Was und wie haben die Pfahlbauer rund um den Bodensee gegessen? Das hat die Steinzeitforscherin Simone Benguerel vom Thurgauer Amt für Archäologie umgetrieben. Zusammen mit vier Berufskolleginnen und -kollegen hat sie die Essgewohnheiten unserer Vorfahren aus der Jungsteinzeit untersucht und hat die Resultate in einem wissenschaftlichen Kochbuch festgehalten.
Vor 5000 Jahren betrieben die Pfahlbauer Ackerbau und Viehzucht, suchten in freier Natur nach essbaren Pflanzen, jagten Wild und fingen Fische. Ein vielfältiger Menüplan – würde man meinen. Doch es gab zum Kochen weder Zwiebeln noch Knoblauch, und zum Würzen weder Pfeffer noch Salz.
Das Buch ist eine Mischung aus Wissenschaftsarchäologie und Kochbuch.
Die Pfahlbauerinnen und Pfahlbauer kannten weder Gemüse noch Früchte in der Art, wie wir sie heute täglich auf dem Tisch haben. Und trotzdem war ihre Küche alles andere als langweilig. Das zeigt das Kochbuch «PalaFitFood – so schmeckt die Pfahlbauküche».
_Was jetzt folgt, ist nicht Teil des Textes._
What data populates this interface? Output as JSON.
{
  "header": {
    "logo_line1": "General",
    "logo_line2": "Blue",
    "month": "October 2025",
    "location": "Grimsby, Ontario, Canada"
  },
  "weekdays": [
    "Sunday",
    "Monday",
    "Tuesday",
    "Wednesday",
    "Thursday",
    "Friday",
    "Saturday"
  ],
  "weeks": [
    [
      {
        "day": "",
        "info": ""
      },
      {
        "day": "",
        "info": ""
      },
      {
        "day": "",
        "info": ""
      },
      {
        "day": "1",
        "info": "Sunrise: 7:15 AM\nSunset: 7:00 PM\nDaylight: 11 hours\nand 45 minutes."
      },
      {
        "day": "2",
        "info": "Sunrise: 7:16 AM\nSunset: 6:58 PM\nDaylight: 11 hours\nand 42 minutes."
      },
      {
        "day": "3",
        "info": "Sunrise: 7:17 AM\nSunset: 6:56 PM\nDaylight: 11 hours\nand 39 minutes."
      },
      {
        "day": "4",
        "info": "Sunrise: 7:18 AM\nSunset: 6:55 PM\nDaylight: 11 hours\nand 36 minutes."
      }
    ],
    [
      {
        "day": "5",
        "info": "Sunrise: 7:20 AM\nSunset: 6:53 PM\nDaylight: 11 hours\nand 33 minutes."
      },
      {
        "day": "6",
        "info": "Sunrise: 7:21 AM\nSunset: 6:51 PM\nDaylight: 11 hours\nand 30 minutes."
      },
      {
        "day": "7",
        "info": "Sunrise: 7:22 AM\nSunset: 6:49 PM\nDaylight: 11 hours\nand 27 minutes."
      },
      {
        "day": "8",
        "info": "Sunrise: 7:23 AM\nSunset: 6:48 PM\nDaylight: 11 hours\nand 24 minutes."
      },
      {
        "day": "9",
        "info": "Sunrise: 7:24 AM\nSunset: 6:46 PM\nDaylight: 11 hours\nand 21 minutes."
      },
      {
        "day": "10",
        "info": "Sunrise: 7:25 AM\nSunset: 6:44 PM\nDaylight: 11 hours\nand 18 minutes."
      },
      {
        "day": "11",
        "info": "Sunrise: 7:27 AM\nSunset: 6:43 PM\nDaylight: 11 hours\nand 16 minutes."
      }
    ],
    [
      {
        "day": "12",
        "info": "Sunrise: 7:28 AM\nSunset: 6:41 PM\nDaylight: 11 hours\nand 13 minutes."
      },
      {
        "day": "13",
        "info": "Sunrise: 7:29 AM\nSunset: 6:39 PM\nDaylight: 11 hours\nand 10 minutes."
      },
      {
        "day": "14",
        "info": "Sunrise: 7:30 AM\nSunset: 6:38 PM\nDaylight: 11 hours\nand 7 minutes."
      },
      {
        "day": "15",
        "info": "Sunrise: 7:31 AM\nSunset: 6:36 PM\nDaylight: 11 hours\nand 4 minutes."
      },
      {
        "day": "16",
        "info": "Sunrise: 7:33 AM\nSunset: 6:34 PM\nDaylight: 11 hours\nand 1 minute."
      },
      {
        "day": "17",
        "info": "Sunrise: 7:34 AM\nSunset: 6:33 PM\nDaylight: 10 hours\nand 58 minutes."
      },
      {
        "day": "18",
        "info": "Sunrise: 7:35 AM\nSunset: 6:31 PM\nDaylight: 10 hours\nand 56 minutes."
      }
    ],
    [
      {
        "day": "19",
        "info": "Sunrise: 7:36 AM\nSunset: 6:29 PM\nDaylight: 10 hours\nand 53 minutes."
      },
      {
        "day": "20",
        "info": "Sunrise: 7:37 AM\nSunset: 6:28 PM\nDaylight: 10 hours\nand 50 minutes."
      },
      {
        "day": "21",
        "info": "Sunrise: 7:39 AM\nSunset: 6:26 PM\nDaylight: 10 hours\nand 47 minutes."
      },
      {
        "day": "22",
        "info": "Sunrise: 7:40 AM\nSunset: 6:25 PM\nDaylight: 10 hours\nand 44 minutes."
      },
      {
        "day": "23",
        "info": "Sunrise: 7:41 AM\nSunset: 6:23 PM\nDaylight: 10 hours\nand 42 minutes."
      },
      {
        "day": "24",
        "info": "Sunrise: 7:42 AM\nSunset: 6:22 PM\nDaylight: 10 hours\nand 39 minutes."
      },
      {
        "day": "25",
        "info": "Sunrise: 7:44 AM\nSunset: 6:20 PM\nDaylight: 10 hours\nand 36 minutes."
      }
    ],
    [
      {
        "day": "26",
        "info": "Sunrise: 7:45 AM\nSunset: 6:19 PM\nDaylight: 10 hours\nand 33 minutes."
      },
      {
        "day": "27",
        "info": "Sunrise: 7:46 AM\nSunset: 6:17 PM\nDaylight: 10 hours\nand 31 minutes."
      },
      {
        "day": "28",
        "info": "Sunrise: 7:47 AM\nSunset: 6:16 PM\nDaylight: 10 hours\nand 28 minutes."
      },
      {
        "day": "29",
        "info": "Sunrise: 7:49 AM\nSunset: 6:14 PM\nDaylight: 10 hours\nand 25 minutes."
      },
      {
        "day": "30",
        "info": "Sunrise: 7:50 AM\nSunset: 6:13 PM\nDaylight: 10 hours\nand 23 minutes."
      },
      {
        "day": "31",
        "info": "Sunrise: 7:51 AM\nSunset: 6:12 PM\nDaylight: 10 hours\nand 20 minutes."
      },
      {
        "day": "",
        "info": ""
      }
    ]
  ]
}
Kochbuch aus Bauschutt und Abfall
In diesem Kochbuch finden sich Rezepte für Kroketten, Braten, Marzipan oder gar Sushi nach Pfahlbauerart. Woher aber stammen die Hinweise für die verwendeten Nahrungsmittel und deren Zubereitung? Hier verweist die Archäologin Simone Benguerel auf die Kulturschicht – oder weniger schön ausgedrückt, auf den Dreck, den Mist und den Kot in der Umgebung der Pfahlbausiedlungen.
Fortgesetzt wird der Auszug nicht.